Situation A, a couple years ago an owner modifies their mortgage to a longer term, lower interest, reduced principal and payment. With home prices up and their financial situation stabilized, sought to sell the modified mortgaged property only to learn that the bank would be owed the balance of the original mortgage amount, ending those possible two sales, their home and the one they would buy.
Situation B, in an emotional panic over possibly loosing their home, owner agrees to similar terms in Situation A with the mortgage being extended to forty years. Owners are now realizing they will be 100 years old if they pay off the mortgage!
Plus if they try to sell, they too may owe the balance of the original mortgage amount, not the reduced principal figure. In hind sight, long term consequences were not considered when making there decision.
HOW DOES THIS HAPPEN?
When there is a modification that condition must have been "buried" in the terms of the modification. The transaction I am familiar with that had this circumstance (thankfully it was not me but easily could have been), the sellers where not aware of this until after they had accepted an offer and a payoff was requested. If I where selling a property that the sellers where involved in a modification, we would want to verify the sellers obligations to any previous balances before entering into a contract to sell.

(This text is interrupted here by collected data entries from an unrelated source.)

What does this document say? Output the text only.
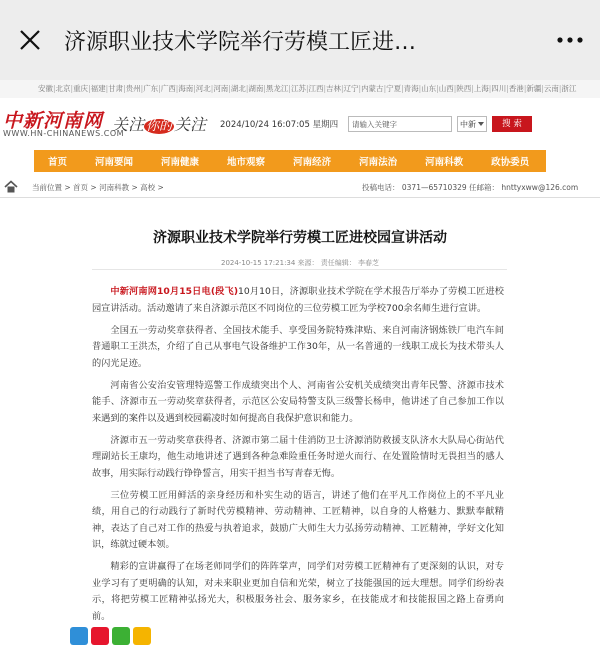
济源职业技术学院举行劳模工匠进…
安徽|北京|重庆|福建|甘肃|贵州|广东|广西|海南|河北|河南|湖北|湖南|黑龙江|江苏|江西|吉林|辽宁|内蒙古|宁夏|青海|山东|山西|陕西|上海|四川|香港|新疆|云南|浙江
中新河南网
WWW.HN-CHINANEWS.COM
关注 你的 关注 2024/10/24 16:07:05 星期四	请输入关键字	中新	搜 索
首页	河南要闻	河南健康	地市观察	河南经济	河南法治	河南科教	政协委员	聚焦中原
当前位置 > 首页 > 河南科教 > 高校 >	投稿电话： 0371—65710329 任邮箱： hnttyxww@126.com
济源职业技术学院举行劳模工匠进校园宣讲活动
2024-10-15 17:21:34 来源： 责任编辑： 李春芝

中新河南网10月15日电(段飞)10月10日，济源职业技术学院在学术报告厅举办了劳模工匠进校园宣讲活动。活动邀请了来自济源示范区不同岗位的三位劳模工匠为学校700余名师生进行宣讲。

全国五一劳动奖章获得者、全国技术能手、享受国务院特殊津贴、来自河南济钢炼铁厂电汽车间普通职工王洪杰，介绍了自己从事电气设备维护工作30年，从一名普通的一线职工成长为技术带头人的闪光足迹。

河南省公安治安管理特巡警工作成绩突出个人、河南省公安机关成绩突出青年民警、济源市技术能手、济源市五一劳动奖章获得者，示范区公安局特警支队三级警长杨申，他讲述了自己参加工作以来遇到的案件以及遇到校园霸凌时如何提高自我保护意识和能力。

济源市五一劳动奖章获得者、济源市第二届十佳消防卫士济源消防救援支队济水大队局心街站代理副站长王康均，他生动地讲述了遇到各种急难险重任务时逆火而行、在处置险情时无畏担当的感人故事，用实际行动践行铮铮誓言，用实干担当书写青春无悔。

三位劳模工匠用鲜活的亲身经历和朴实生动的语言，讲述了他们在平凡工作岗位上的不平凡业绩，用自己的行动践行了新时代劳模精神、劳动精神、工匠精神，以自身的人格魅力、默默奉献精神，表达了自己对工作的热爱与执着追求，鼓励广大师生大力弘扬劳动精神、工匠精神，学好文化知识，练就过硬本领。

精彩的宣讲赢得了在场老师同学们的阵阵掌声，同学们对劳模工匠精神有了更深刻的认识，对专业学习有了更明确的认知，对未来职业更加自信和光荣，树立了技能强国的远大理想。同学们纷纷表示，将把劳模工匠精神弘扬光大，积极服务社会、服务家乡，在技能成才和技能报国之路上奋勇向前。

Also for what it's worth, we are learning that modification loans do not trigger the same HUD requirements to a borrower that a new mortgage or refinance would. Example is the Truth in Lending (TIL) Disclosure that discloses interest rate, annual percentage rate, amount being financed and the finance charges if the buyer stays the entire term of the note, principal and interest payment, any escrowed amounts and other smaller details like late fees and if the note is assumable. Absolutely required on new mortgages and refinances, not required on loan modification.